When I worked in New York one of my co-workers constantly reminded us that she was not there to make friends. As a result she sat in front of her computer from the moment she got in until 4pm rolled around and she got to go home. She ate at her desk, always had her headphones in, and occasionally had a whispered phone conversation. I sat right next to her and we barely ever interacted.
To be fair she was a great editor but it always bugged me that she never wanted to talk socially or even eat lunch together. Not that I was looking for a BFF, but some kind of interaction with the person next to you at work would have been nice. At the time, I thought she was driven and passionate about her job, leading her to shun others and focus on the words in front of her.
Now, I think she did herself a HUGE disservice.

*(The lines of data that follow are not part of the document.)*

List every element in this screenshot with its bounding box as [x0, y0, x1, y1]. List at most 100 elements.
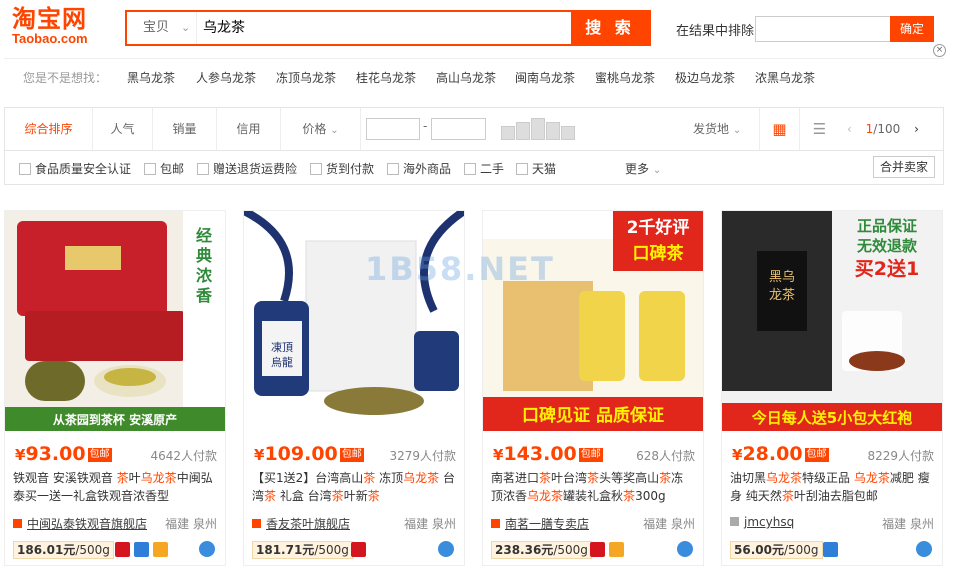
exclude-input[interactable]	[755, 16, 891, 42]
filter-label: 二手	[480, 162, 505, 176]
shop-link[interactable]: 香友茶叶旗舰店	[252, 515, 350, 532]
wangwang-chat-icon[interactable]	[677, 541, 693, 557]
product-price: ¥143.00 包邮	[493, 443, 603, 465]
suggestion-item[interactable]: 黑乌龙茶	[127, 69, 175, 86]
checkbox[interactable]	[19, 163, 31, 175]
credit-badge-icon[interactable]	[609, 542, 624, 557]
suggestion-item[interactable]: 蜜桃乌龙茶	[595, 69, 655, 86]
suggestion-item[interactable]: 浓黑乌龙茶	[755, 69, 815, 86]
product-image[interactable]: 经 典 浓 香 从茶园到茶杯 安溪原产	[5, 211, 225, 431]
search-type-label: 宝贝	[143, 20, 170, 35]
more-label: 更多	[625, 162, 650, 176]
tmall-badge-icon[interactable]	[351, 542, 366, 557]
price-value: 93.00	[25, 443, 86, 465]
shop-link[interactable]: 南茗一膳专卖店	[491, 515, 589, 532]
shop-icon	[13, 519, 22, 528]
svg-text:口碑见证 品质保证: 口碑见证 品质保证	[522, 405, 664, 426]
checkbox[interactable]	[310, 163, 322, 175]
svg-text:经: 经	[196, 226, 212, 245]
search-type-select[interactable]: 宝贝 ⌄	[127, 12, 197, 44]
svg-text:今日每人送5小包大红袍: 今日每人送5小包大红袍	[751, 409, 912, 427]
price-distribution-icon[interactable]	[501, 118, 577, 140]
close-icon[interactable]: ×	[933, 44, 946, 57]
checkbox[interactable]	[387, 163, 399, 175]
sold-count: 4642人付款	[150, 449, 217, 463]
suggestion-item[interactable]: 冻顶乌龙茶	[276, 69, 336, 86]
product-card[interactable]: 经 典 浓 香 从茶园到茶杯 安溪原产 ¥93.00 包邮 4642人付款 铁观音…	[4, 210, 226, 566]
sort-tab-popularity[interactable]: 人气	[93, 108, 153, 150]
suggestion-item[interactable]: 极边乌龙茶	[675, 69, 735, 86]
wangwang-chat-icon[interactable]	[916, 541, 932, 557]
search-button[interactable]: 搜 索	[571, 12, 649, 44]
filter-overseas[interactable]: 海外商品	[387, 160, 451, 177]
sort-tab-credit[interactable]: 信用	[217, 108, 281, 150]
checkbox[interactable]	[144, 163, 156, 175]
product-price: ¥93.00 包邮	[15, 443, 112, 465]
sort-tab-price[interactable]: 价格 ⌄	[281, 108, 361, 150]
grid-view-icon[interactable]: ▦	[759, 108, 799, 150]
wangwang-chat-icon[interactable]	[199, 541, 215, 557]
filter-cod[interactable]: 货到付款	[310, 160, 374, 177]
price-value: 109.00	[264, 443, 338, 465]
suggestion-item[interactable]: 桂花乌龙茶	[356, 69, 416, 86]
product-title[interactable]: 【买1送2】台湾高山茶 冻顶乌龙茶 台湾茶 礼盒 台湾茶叶新茶	[252, 469, 456, 505]
filter-tmall[interactable]: 天猫	[516, 160, 556, 177]
shop-name: jmcyhsq	[744, 515, 795, 529]
credit-badge-icon[interactable]	[153, 542, 168, 557]
price-min-input[interactable]	[366, 118, 420, 140]
svg-text:从茶园到茶杯 安溪原产: 从茶园到茶杯 安溪原产	[53, 412, 177, 427]
product-title[interactable]: 铁观音 安溪铁观音 茶叶乌龙茶中闽弘泰买一送一礼盒铁观音浓香型	[13, 469, 217, 505]
chevron-down-icon: ⌄	[732, 125, 742, 136]
wangwang-chat-icon[interactable]	[438, 541, 454, 557]
product-card[interactable]: 黑乌 龙茶 正品保证 无效退款 买2送1 今日每人送5小包大红袍 ¥28.00 包…	[721, 210, 943, 566]
svg-text:浓: 浓	[196, 266, 213, 285]
free-shipping-badge: 包邮	[339, 448, 364, 462]
exclude-label: 在结果中排除	[676, 24, 755, 39]
merge-sellers-button[interactable]: 合并卖家	[873, 156, 935, 178]
filter-food-safety[interactable]: 食品质量安全认证	[19, 160, 131, 177]
product-image[interactable]: 凍頂 烏龍	[244, 211, 464, 431]
checkbox[interactable]	[464, 163, 476, 175]
sort-tab-default[interactable]: 综合排序	[5, 108, 93, 150]
taobao-logo[interactable]: 淘宝网 Taobao.com	[12, 6, 112, 48]
filter-secondhand[interactable]: 二手	[464, 160, 504, 177]
sold-count: 3279人付款	[389, 449, 456, 463]
ship-from-dropdown[interactable]: 发货地 ⌄	[693, 108, 741, 152]
suggestion-item[interactable]: 闽南乌龙茶	[515, 69, 575, 86]
tmall-badge-icon[interactable]	[115, 542, 130, 557]
shop-link[interactable]: jmcyhsq	[730, 515, 794, 529]
suggestion-item[interactable]: 高山乌龙茶	[436, 69, 496, 86]
search-input[interactable]	[199, 12, 571, 44]
search-bar: 宝贝 ⌄ 搜 索	[125, 10, 651, 46]
tmall-badge-icon[interactable]	[590, 542, 605, 557]
list-view-icon[interactable]: ☰	[799, 108, 839, 150]
more-filters[interactable]: 更多 ⌄	[625, 160, 661, 177]
suggestion-item[interactable]: 人参乌龙茶	[196, 69, 256, 86]
product-image[interactable]: 2千好评 口碑茶 口碑见证 品质保证	[483, 211, 703, 431]
svg-text:黑乌: 黑乌	[769, 269, 795, 285]
filter-return-insurance[interactable]: 赠送退货运费险	[197, 160, 297, 177]
price-value: 28.00	[742, 443, 803, 465]
product-title[interactable]: 南茗进口茶叶台湾茶头等奖高山茶冻顶浓香乌龙茶罐装礼盒秋茶300g	[491, 469, 695, 505]
checkbox[interactable]	[197, 163, 209, 175]
exclude-confirm-button[interactable]: 确定	[890, 16, 934, 42]
svg-text:香: 香	[195, 286, 213, 305]
sort-tab-sales[interactable]: 销量	[153, 108, 217, 150]
service-badge-icon[interactable]	[134, 542, 149, 557]
next-page-icon[interactable]: ›	[914, 122, 919, 136]
filter-free-shipping[interactable]: 包邮	[144, 160, 184, 177]
shop-icon	[491, 519, 500, 528]
checkbox[interactable]	[516, 163, 528, 175]
shop-link[interactable]: 中闽弘泰铁观音旗舰店	[13, 515, 147, 532]
prev-page-icon[interactable]: ‹	[847, 122, 852, 136]
logo-cn: 淘宝网	[12, 5, 87, 33]
shop-name: 香友茶叶旗舰店	[266, 517, 351, 531]
service-badge-icon[interactable]	[823, 542, 838, 557]
svg-text:无效退款: 无效退款	[856, 237, 918, 255]
shop-icon	[252, 519, 261, 528]
product-title[interactable]: 油切黑乌龙茶特级正品 乌龙茶减肥 瘦身 纯天然茶叶刮油去脂包邮	[730, 469, 934, 505]
price-max-input[interactable]	[431, 118, 486, 140]
product-image[interactable]: 黑乌 龙茶 正品保证 无效退款 买2送1 今日每人送5小包大红袍	[722, 211, 942, 431]
filter-row: 食品质量安全认证 包邮 赠送退货运费险 货到付款 海外商品 二手 天猫 更多 ⌄…	[4, 151, 944, 185]
shop-name: 南茗一膳专卖店	[505, 517, 590, 531]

If I've learned anything in the last couple weeks as I look around for additional freelance gigs to fill my time, it's to never burn bridges. The majority of people I have reached out to and had a real conversation with have been friends and acquaintances from previous jobs or social environments. I've talked with a few former co-workers, as well as a high school classmate and a couple people who went to Marquette with me.
If I had gone into each job and social setting with a mind to just get the job done I would never have been able to talk with these people today. So, my advice to the college students reading this and others trying to make it in the freelancing world: Make connections, create links, build contacts. Don't burn bridges. Journalism is a small, small world. If you make enemies or neglect to make friends you are pretty likely to run into those same people at another point down the road.
Not to mention, since we are social beings it is healthy and right to build relationships with those around us... but that's a whole other topic.